It was an interesting dream. A gathering at my father’s funeral, a collection of people who likely never would have come together in his lifetime. They were of the Karen tribe, a group in Burma who have resisted for generations what amounts to genocidal attacks by the military junta. I can attribute their presence in my dreams to two things. At the moment I’m reading Little Daughter by Zoya Phan. My father called me little daughter which he eventually shortened to “Dot”. That and no longer having a father is all Zoya and I have in common. Or perhaps not.
Throughout the Burmese political transitions from tribal units to British colony to Japanese Occupation and then to a brief moment of self-rule before the military rampages started in 1963, my father held firmly to the belief that we would find our identity, our true nature. He had faith, in God and in the deep interconnections of being human. It makes sense to me now that in my dream his funeral would be populated by an ethnic group who hold the same profound, unshakeable faith that they will achieve liberation – in statehood and in selfhood.

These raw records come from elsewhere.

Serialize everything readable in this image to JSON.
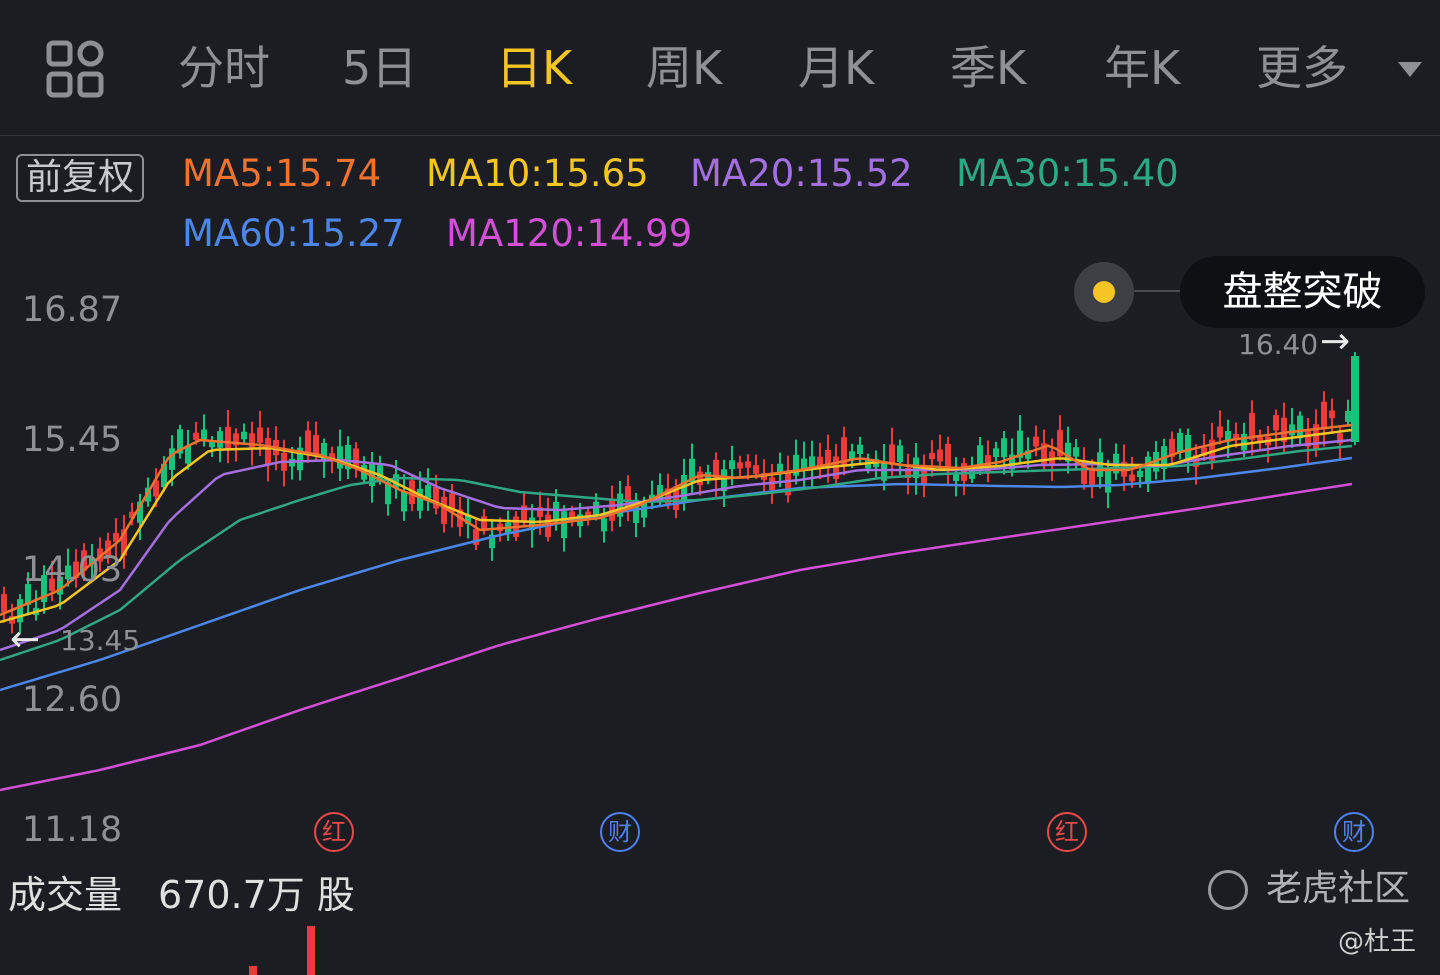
{
  "tabs": {
    "menu_icon": "grid-icon",
    "items": [
      {
        "label": "分时"
      },
      {
        "label": "5日"
      },
      {
        "label": "日K"
      },
      {
        "label": "周K"
      },
      {
        "label": "月K"
      },
      {
        "label": "季K"
      },
      {
        "label": "年K"
      },
      {
        "label": "更多"
      }
    ],
    "active_index": 2,
    "more_icon": "caret-down-icon"
  },
  "adjust_label": "前复权",
  "moving_averages": [
    {
      "label": "MA5:15.74",
      "color": "#f0722f"
    },
    {
      "label": "MA10:15.65",
      "color": "#f5c623"
    },
    {
      "label": "MA20:15.52",
      "color": "#a46fe0"
    },
    {
      "label": "MA30:15.40",
      "color": "#2fa784"
    },
    {
      "label": "MA60:15.27",
      "color": "#4b86e8"
    },
    {
      "label": "MA120:14.99",
      "color": "#d34fd8"
    }
  ],
  "chart": {
    "y_ticks": [
      "16.87",
      "15.45",
      "14.03",
      "12.60",
      "11.18"
    ],
    "high_label": "16.40",
    "low_label": "13.45",
    "signal": {
      "label": "盘整突破",
      "dot_color": "#f5c623"
    },
    "events": [
      {
        "label": "红",
        "kind": "red"
      },
      {
        "label": "财",
        "kind": "blue"
      },
      {
        "label": "红",
        "kind": "red"
      },
      {
        "label": "财",
        "kind": "blue"
      }
    ],
    "colors": {
      "up": "#ed3b3b",
      "down": "#19c27a"
    }
  },
  "volume": {
    "title": "成交量",
    "value": "670.7万 股"
  },
  "watermark": {
    "icon": "tiger-logo-icon",
    "text": "老虎社区"
  },
  "credit": "@杜王"
}
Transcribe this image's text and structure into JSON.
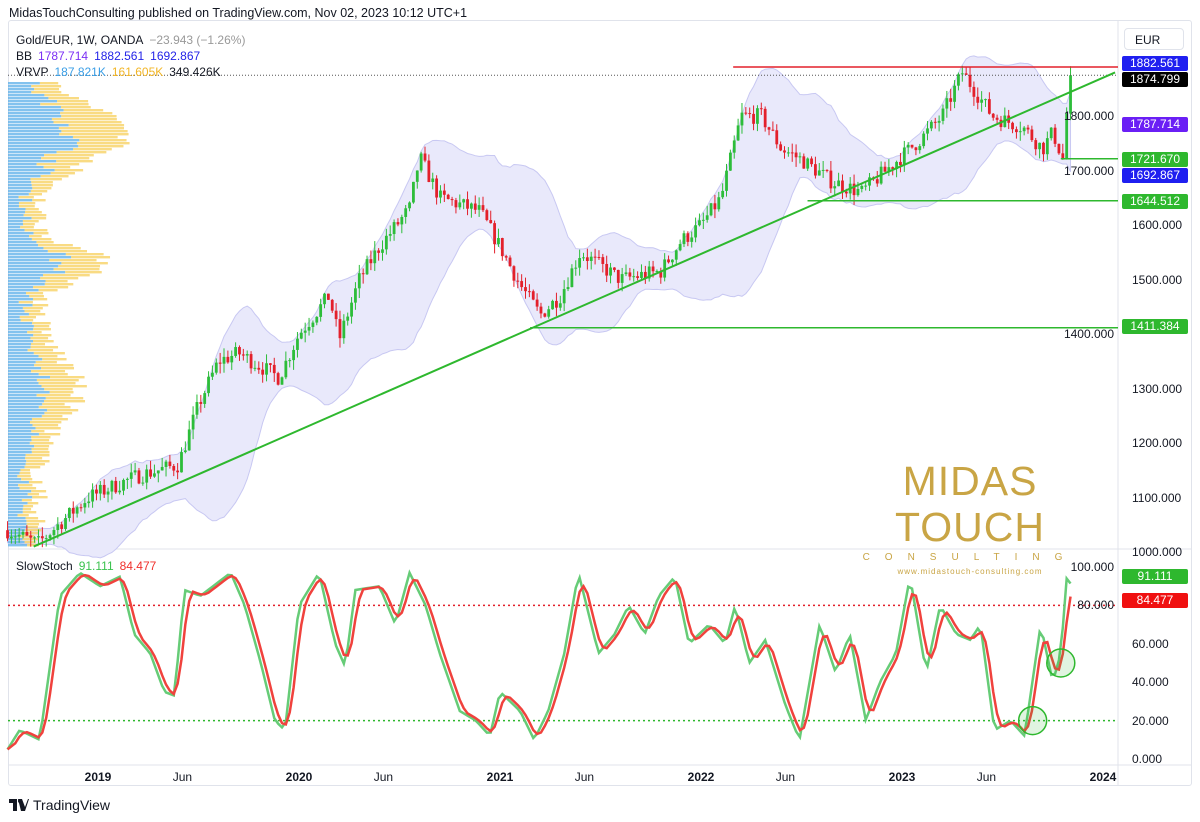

I met Zoya briefly one evening. Her talk was deeply passionate and it felt so trite sitting beside her on that church pew asking her to sign her book. But I wanted to tell her something, something important to my own selfhood: her acknowledgment of all those who had suffered at the hands of the military from 1963 onwards before the atrocities came to international light in 1988 had healed a deep wound in me. The tragedies that resulted in my father’s undeserved sense of failure to uphold his commitments had been witnessed by a young activist whose own father and mother had paved the way to actualizing her selfhood.
Another thing incubating in the dream is the upcoming period of practice called Rohatsu. Literally, the eighth day of the twelfth month. It is the day the Buddha woke up when he saw the morning star and realized the interconnectedness of all beings. In zendos all over the world, practitioners will sit for the seven days prior to December 8, deepening their practice. Not a few will hope to achieve enlightenment and feel the light of their morning star penetrate and illuminate their mind.
I sat through the night once to meet the dawn of Rohatsu. From the cushion in the home zendo, I knew I would see the morning star. (Ever the obsessive-compulsive, I had looked up the exact hour of its rising and planned my sitting accordingly!) And so I sat and walked and sat – through the night and straight on to the morning star. Mara and Brahma were likely busy with more worthy opponents and arhants – for which I was grateful. I get anxious when folks drop in and there aren’t any decent cookies to serve them. Besides, it is a solitary practice – paradoxically so given its final outcome is to strip away the singular self and manifest what Thich Nhat Hanh calls Interbeing.
I’m curious about what this week’s practice will bring. All practice is about manifesting the true self. To do that we need such mythic tales like Siddhartha’s quest for the deepest possible insight into Being – essentially a Grail quest. And, like the Grail quest, there are clues and guides. The first is to find, as did Siddhartha, the “immovable spot” – that momentary space inside the heart/mind that is steadfastly faithful to our commitment to be liberated from struggle and to achieve stance of nonpreference.
… (I)t is the “place” where things that seem diametrically opposed in the profane world come together in that coincidentia oppositorum that constitutes an experience of the Sacred. Life and Death, emptiness and plenitude, physical and spiritual merge and conjoin, like the spokes of a wheel at its hub, in a way that is unimaginable to normal consciousness. (Buddha by Karen Armstrong)
Indeed, it can be an interesting week.